Two roads diverged in a yellow wood,
And sorry I could not travel both
And be one traveler, long I stood
And looked down one as far as I could
To where it bent in the undergrowth;
Then took the other, as just as fair,
And having perhaps the better claim,
Because it was grassy and wanted wear;
Though as for that the passing there
Had worn them really about the same,
And both that morning equally lay
In leaves no step had trodden black.
Oh, I kept the first for another day!
Yet knowing how way leads on to way,
I doubted if I should ever come back.
I shall be telling this with a sigh
Somewhere ages and ages hence:
Two roads diverged in a wood, and I—
I took the one less traveled by,
And that has made all the difference.
If anyone wants to see the stanzas corrected, go to http://newbohemiansnet.spaces.live.com/
Does anyone know how to get html to make double line breaks so I can create five line stanzas of this poem? Double paragraph symbols doesn't work.

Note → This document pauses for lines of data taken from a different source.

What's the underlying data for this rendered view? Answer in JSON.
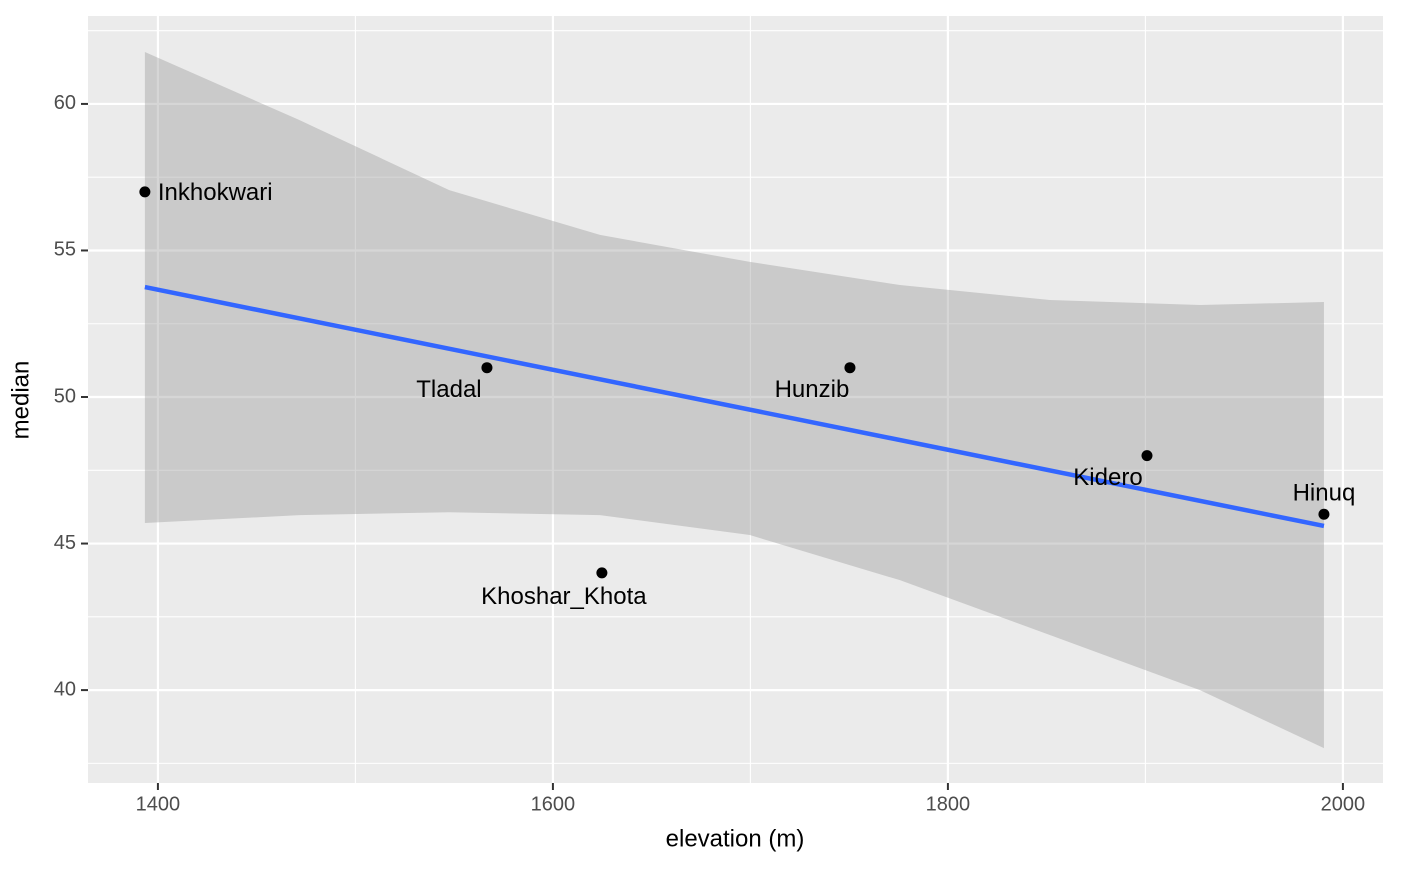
{
  "chart_data": {
    "type": "scatter",
    "x_label": "elevation (m)",
    "y_label": "median",
    "xlim": [
      1364.6,
      2020.3
    ],
    "ylim": [
      36.83,
      63.0
    ],
    "xticks": [
      1400,
      1600,
      1800,
      2000
    ],
    "yticks": [
      40,
      45,
      50,
      55,
      60
    ],
    "grid": true,
    "points": {
      "labels": [
        "Inkhokwari",
        "Tladal",
        "Khoshar_Khota",
        "Hunzib",
        "Kidero",
        "Hinuq"
      ],
      "x": [
        1393.4,
        1566.6,
        1624.8,
        1750.4,
        1900.8,
        1990.4
      ],
      "y": [
        57,
        51,
        44,
        51,
        48,
        46
      ],
      "color": "#000000"
    },
    "fit": {
      "x": [
        1393.4,
        1990.4
      ],
      "y": [
        53.75,
        45.6
      ],
      "color": "#3366ff"
    },
    "band": {
      "x": [
        1393.4,
        1471.6,
        1547.5,
        1623.8,
        1699.7,
        1775.7,
        1851.6,
        1927.6,
        1990.4
      ],
      "upper": [
        61.77,
        59.45,
        57.06,
        55.53,
        54.61,
        53.82,
        53.31,
        53.14,
        53.24
      ],
      "lower": [
        45.7,
        45.97,
        46.07,
        45.97,
        45.29,
        43.75,
        41.88,
        40.0,
        38.02
      ],
      "color": "#999999"
    }
  }
}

This, perhaps most quoted of Frost poems, seems most descriptive of the method we have found most productive, joyous and adventurous for our leaf color searching. Besides, we're in Frost country, though I'd imagine it's changed a bit, but his muse might as well be our muse while wandering Vermont.
Our method: We take any dirt or gravel road that promises color and views, and avoids the hordes of leaf peepers along the red highways where the color is far away, pale and dissappointing. Our new (one year old soon) Winnebego View motorhome, is skinny enough, and short enough, to go places few dare tread; even the scant cars we meet, and skinny up to pass, are slack-jawed at our audacity. But, we know our Turtle and where he can go and, usually, where he cannot.
We also often sus-out a place to park near the high point, and best color, of a Green Mountain crossing, and thus are at the best place to utilize the warm colors of morning and evening; even one rainy morning, and one foggy, proved lovely in a way that could not be had by the time most people were having their first coffee. We begin our quest after one early cuppa and stop for breakfast later, since the milk is always in the refrigerator with us anyway, and the stove always at the ready to produce cuppa number two.
This motorhome is much better built than our first, and takes the shaking of dirt roads very well; all the cabinets are still tight and nothing rattles except our accumulated stuff.